Thirteen Dead In Kazakh Hostel Fire

Emergency services said there were 72 people, many of them foreigners, in the hostel, which occupies the ground floor and the basement of a three-story building, and 59 of them managed to get out.

A fire in a hostel in the center of Almaty, Kazakhstan's largest city, has killed 13 people, the authorities said early on November 30.

Almaty Mayor Erbolat Dosaev said that among the dead were several foreigners, and Almaty police later clarified that nine of the victims were Kazakh citizens, while the other four were foreigners -- two Russian citizens, including one from the Far Eastern Sakha region, and two citizens of Uzbekistan.

Emergency services said there were 72 people, many of them foreigners, in the hostel, which occupies the ground floor and the basement of a three-story building, and 59 of them managed to get out.
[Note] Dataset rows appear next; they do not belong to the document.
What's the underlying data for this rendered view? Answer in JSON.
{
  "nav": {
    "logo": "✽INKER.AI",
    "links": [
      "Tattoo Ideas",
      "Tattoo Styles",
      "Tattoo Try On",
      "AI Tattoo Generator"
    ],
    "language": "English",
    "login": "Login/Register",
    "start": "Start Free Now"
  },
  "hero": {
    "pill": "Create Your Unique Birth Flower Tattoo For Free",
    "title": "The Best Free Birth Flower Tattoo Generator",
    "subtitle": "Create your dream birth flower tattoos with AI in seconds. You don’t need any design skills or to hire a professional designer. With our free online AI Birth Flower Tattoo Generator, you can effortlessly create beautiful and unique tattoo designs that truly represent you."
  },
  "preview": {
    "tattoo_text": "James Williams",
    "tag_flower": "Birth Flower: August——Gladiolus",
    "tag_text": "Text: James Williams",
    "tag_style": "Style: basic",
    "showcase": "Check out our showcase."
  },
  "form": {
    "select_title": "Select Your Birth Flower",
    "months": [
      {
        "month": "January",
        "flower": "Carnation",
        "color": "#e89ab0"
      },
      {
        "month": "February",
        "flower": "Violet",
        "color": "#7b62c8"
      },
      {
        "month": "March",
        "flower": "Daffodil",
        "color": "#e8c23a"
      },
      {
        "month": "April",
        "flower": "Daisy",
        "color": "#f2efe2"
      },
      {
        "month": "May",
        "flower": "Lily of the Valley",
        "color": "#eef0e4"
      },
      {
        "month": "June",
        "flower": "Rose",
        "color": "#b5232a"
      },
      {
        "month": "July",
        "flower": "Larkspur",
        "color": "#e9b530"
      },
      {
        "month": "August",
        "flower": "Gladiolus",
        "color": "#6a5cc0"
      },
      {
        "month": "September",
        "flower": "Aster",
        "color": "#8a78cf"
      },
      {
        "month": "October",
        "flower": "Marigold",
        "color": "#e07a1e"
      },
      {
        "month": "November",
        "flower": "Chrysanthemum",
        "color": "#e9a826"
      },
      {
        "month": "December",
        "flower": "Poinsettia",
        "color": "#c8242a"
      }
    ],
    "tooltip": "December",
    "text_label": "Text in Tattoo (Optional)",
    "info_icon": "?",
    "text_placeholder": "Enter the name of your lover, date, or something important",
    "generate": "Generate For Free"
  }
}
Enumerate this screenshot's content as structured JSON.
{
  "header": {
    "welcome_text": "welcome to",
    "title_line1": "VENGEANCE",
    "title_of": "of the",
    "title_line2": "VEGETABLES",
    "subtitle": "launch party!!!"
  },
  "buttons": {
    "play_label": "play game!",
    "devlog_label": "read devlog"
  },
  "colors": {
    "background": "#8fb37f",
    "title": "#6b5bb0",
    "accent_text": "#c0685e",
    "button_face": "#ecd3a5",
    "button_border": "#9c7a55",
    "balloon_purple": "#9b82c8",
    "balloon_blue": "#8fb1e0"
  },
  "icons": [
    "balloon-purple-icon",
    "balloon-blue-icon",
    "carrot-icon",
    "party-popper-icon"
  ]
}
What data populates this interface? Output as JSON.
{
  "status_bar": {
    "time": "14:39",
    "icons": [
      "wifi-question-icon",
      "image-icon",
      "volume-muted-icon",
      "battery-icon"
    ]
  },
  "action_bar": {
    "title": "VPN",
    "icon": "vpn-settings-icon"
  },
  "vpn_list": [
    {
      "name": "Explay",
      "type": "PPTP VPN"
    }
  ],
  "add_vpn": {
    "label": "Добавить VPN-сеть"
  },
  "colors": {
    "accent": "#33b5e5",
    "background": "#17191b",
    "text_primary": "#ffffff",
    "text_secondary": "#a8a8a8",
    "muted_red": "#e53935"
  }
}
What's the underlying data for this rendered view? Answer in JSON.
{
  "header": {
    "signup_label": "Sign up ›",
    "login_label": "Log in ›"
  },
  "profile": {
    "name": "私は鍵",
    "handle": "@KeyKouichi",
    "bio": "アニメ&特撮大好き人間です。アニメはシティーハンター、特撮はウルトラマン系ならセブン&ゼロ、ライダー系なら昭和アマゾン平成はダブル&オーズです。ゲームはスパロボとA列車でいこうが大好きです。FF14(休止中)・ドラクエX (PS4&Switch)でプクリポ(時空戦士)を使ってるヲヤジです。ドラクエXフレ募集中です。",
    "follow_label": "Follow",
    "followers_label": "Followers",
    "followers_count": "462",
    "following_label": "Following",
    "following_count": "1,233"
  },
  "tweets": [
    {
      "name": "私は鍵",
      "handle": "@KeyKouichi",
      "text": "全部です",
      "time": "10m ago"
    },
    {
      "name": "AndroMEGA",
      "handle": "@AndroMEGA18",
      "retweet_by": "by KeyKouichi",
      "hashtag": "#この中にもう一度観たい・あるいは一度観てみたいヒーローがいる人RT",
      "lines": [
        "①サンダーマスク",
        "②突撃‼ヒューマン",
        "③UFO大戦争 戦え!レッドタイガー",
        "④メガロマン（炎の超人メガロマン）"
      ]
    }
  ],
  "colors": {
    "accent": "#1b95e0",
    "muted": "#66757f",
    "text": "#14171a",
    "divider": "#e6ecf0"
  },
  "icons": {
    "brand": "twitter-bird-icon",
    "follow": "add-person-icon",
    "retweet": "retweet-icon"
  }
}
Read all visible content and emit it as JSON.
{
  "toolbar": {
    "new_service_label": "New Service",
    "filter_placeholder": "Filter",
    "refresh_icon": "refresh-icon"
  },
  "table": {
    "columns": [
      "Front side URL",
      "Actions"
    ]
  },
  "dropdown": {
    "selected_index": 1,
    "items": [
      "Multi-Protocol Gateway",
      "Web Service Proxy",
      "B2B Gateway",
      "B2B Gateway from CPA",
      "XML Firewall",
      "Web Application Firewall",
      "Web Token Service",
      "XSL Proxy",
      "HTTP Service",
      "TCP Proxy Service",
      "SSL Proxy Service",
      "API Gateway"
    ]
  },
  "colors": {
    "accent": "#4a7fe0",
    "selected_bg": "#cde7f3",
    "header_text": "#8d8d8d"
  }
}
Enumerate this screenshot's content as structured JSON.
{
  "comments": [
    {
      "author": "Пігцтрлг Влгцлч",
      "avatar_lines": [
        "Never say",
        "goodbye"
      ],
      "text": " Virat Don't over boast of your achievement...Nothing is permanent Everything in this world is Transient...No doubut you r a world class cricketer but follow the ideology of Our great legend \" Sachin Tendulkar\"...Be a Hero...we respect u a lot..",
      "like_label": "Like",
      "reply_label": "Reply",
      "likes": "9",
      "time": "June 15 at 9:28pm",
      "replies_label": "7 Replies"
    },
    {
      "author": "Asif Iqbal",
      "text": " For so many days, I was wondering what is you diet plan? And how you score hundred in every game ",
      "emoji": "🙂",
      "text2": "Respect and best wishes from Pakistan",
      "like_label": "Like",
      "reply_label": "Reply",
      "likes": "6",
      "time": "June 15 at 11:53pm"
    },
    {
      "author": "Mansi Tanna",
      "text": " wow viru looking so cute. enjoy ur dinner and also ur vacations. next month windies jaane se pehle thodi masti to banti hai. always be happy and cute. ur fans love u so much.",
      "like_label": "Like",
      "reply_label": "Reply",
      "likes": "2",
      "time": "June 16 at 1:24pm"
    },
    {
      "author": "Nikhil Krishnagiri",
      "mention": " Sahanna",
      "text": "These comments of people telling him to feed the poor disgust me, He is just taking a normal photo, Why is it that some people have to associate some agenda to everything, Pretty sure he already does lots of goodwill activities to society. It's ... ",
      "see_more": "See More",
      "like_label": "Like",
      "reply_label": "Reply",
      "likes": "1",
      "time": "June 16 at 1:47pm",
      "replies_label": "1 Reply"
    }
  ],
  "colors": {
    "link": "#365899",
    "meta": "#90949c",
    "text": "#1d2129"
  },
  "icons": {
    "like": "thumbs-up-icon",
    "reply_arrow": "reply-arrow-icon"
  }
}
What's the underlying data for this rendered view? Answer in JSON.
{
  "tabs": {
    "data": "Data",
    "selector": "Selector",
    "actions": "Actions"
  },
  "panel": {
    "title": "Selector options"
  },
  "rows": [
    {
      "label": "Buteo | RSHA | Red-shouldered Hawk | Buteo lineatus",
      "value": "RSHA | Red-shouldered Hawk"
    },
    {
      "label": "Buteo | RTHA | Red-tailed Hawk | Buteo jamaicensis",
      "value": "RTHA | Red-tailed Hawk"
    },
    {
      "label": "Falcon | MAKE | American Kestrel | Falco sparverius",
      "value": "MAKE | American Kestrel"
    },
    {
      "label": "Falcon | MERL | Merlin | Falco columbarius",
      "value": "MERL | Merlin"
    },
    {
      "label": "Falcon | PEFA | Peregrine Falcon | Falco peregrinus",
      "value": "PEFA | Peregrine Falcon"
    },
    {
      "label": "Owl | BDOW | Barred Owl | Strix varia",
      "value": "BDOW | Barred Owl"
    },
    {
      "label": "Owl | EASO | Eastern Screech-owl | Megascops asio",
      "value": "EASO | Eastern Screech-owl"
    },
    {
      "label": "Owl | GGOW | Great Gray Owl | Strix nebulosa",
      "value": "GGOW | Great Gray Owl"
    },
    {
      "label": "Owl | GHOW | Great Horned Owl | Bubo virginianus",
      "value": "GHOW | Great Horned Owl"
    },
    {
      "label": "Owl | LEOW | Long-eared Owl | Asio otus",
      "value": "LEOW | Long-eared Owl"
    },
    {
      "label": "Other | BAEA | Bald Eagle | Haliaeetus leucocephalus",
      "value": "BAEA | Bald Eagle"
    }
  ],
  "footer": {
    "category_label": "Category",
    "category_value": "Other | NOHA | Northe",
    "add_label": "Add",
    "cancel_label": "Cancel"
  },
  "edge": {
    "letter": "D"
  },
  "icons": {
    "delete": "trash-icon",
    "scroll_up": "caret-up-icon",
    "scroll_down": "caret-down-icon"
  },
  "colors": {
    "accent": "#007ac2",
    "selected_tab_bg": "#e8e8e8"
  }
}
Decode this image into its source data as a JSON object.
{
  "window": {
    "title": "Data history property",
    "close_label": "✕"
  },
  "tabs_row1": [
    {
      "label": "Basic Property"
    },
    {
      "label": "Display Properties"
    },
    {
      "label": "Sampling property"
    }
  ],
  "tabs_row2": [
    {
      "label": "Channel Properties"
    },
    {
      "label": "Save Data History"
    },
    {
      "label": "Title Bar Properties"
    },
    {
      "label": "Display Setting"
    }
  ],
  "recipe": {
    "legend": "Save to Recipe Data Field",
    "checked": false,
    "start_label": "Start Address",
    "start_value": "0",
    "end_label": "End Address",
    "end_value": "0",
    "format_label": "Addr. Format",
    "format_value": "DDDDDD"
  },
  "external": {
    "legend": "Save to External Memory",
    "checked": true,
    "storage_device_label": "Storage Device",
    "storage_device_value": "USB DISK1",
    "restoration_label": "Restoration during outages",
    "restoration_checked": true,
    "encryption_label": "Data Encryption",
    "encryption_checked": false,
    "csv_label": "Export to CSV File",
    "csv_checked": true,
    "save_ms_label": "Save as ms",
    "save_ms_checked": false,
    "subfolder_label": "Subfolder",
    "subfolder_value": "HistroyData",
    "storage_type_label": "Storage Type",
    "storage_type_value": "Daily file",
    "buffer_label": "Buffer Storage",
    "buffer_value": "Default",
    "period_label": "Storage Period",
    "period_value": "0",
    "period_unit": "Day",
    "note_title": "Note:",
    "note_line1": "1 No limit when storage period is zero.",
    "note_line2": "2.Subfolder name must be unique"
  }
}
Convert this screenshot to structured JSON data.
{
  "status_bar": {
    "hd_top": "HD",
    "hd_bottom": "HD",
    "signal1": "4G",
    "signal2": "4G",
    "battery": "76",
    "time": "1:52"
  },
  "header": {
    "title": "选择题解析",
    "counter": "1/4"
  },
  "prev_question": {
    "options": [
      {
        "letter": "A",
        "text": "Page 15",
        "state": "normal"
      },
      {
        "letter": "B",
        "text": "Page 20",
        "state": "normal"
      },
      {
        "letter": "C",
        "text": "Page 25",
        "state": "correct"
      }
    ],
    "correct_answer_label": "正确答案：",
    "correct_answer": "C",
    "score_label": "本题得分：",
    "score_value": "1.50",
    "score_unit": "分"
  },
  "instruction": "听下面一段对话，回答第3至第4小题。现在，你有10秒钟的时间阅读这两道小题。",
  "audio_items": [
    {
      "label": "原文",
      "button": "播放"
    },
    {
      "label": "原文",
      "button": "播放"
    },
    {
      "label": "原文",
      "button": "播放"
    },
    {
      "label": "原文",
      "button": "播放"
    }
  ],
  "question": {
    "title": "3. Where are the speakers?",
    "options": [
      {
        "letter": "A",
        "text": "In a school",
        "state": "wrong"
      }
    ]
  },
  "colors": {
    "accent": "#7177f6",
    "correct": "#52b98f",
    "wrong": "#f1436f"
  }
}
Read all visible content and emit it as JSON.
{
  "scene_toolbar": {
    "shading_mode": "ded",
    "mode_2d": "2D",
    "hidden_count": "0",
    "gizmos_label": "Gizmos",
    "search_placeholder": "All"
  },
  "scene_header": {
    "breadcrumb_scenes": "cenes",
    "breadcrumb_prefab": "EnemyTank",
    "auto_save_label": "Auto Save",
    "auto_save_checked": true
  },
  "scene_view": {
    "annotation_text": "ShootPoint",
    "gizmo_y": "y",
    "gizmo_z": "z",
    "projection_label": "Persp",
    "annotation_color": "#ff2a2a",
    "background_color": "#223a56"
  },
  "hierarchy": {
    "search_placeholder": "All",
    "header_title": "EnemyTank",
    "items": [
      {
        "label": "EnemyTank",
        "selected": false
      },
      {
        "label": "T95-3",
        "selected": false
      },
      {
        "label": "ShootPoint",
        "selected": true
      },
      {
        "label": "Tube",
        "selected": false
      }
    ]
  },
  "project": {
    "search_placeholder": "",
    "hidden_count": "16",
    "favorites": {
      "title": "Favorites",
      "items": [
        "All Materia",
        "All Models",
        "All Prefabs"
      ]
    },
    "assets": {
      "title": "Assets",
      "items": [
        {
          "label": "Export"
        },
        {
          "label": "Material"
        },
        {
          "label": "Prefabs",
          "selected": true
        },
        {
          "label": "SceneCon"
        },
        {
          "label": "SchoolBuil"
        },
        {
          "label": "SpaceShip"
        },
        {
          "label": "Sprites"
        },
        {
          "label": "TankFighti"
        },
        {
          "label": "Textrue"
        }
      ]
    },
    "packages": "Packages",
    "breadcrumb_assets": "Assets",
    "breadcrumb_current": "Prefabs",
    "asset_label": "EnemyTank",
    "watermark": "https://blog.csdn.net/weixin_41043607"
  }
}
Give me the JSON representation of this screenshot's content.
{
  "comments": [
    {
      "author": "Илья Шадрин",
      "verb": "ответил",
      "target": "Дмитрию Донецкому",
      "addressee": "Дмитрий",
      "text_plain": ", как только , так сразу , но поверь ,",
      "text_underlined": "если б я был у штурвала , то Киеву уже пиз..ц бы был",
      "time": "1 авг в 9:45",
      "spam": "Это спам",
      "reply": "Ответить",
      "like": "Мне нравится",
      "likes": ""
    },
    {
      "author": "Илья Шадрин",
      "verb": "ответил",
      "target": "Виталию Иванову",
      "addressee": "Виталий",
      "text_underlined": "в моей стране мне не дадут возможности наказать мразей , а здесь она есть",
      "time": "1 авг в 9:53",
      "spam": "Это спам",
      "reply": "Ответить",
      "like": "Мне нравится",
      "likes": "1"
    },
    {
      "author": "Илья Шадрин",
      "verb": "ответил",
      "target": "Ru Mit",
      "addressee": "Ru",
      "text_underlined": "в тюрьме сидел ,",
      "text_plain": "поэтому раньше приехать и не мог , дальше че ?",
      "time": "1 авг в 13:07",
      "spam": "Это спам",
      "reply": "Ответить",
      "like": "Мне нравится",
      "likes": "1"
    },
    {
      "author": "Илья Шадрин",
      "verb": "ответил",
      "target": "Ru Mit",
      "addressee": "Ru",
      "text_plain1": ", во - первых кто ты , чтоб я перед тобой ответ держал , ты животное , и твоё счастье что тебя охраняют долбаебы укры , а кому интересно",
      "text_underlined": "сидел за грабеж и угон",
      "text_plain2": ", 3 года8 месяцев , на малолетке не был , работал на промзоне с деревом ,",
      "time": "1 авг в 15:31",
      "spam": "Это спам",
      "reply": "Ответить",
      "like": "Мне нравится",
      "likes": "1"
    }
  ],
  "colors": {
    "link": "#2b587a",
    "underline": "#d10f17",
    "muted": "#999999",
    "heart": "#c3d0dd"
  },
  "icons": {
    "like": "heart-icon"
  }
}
The cause of the deaths was carbon-monoxide poisoning, officials said, adding that a commission has been set up to investigate the causes of the fire, which were not immediately clear.

Dosaev said that according to the regulations of the Health Ministry, placing guests in basements is prohibited. Basements can only be converted to accommodate storage or kitchens, the regulations say.

The Almaty Emergencies Department said that the hostel, which reportedly opened six weeks ago, had not received permission to operate. The hostel was equipped with a fire alarm that went off, but the building did not have mandatory fire extinguishers.

One of the people who was staying at the hostel, a Kazakh man from the southern region of Zhambyl, described the incident to Kazakhstan's news portal Tengrinews.

"When the fire started, the alarm went off, there was smoke all around. Everyone ran into the rooms to wake up the others. Everyone ran out into the street, but I couldn't see the actual fire. On the first floor there were seven rooms, each with seven people. Mostly Kazakhs lived there," the man said.

Almaty, a city of 1.8 million people, was Kazakhstan's capital until 1997 and it remains the Central Asian country's main trading and cultural center.